LAS FIESTAS PATRONALES

Por José Pacheco*

Las fiestas del Santo Patrono siempre han tenido para mí un significado especial. Independiente de que sea devoto de él o no, toda mi vida he estado obligado a participar en ellas y debo reconocer, que disfruto mucho de esos días alejados del ruido, el humo, los carros y la gente extraña. Son los días en los que vuelvo a encontrarme con mi verdadera esencia, con lo que en realidad soy, son los días en los que estoy con mi verdadera gente.

Hoy vuelvo después de muchos años. Pienso en todas esas cosas que de niño viví y espero que la magia de aquel entonces atrape a mi hijo como me atrapó a mí.

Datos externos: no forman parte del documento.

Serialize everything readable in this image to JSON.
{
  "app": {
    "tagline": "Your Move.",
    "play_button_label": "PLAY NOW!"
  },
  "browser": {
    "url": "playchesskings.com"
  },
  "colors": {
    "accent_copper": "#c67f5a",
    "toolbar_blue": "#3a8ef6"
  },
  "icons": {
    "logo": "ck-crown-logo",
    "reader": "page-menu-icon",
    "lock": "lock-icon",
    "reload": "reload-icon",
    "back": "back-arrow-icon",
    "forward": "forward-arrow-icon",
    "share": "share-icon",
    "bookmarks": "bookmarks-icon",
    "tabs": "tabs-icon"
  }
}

El bus sigue avanzando por la carretera asfaltada alejándose de la ciudad, dejando atrás el bullicio, los semáforos, la gente misma y hasta la vida sedentaria a la que uno se acostumbra en la urbe. Lo único que no queda atrás es el calor, esa sensación está presente metro a metro en el camino que nos lleva a San Luis.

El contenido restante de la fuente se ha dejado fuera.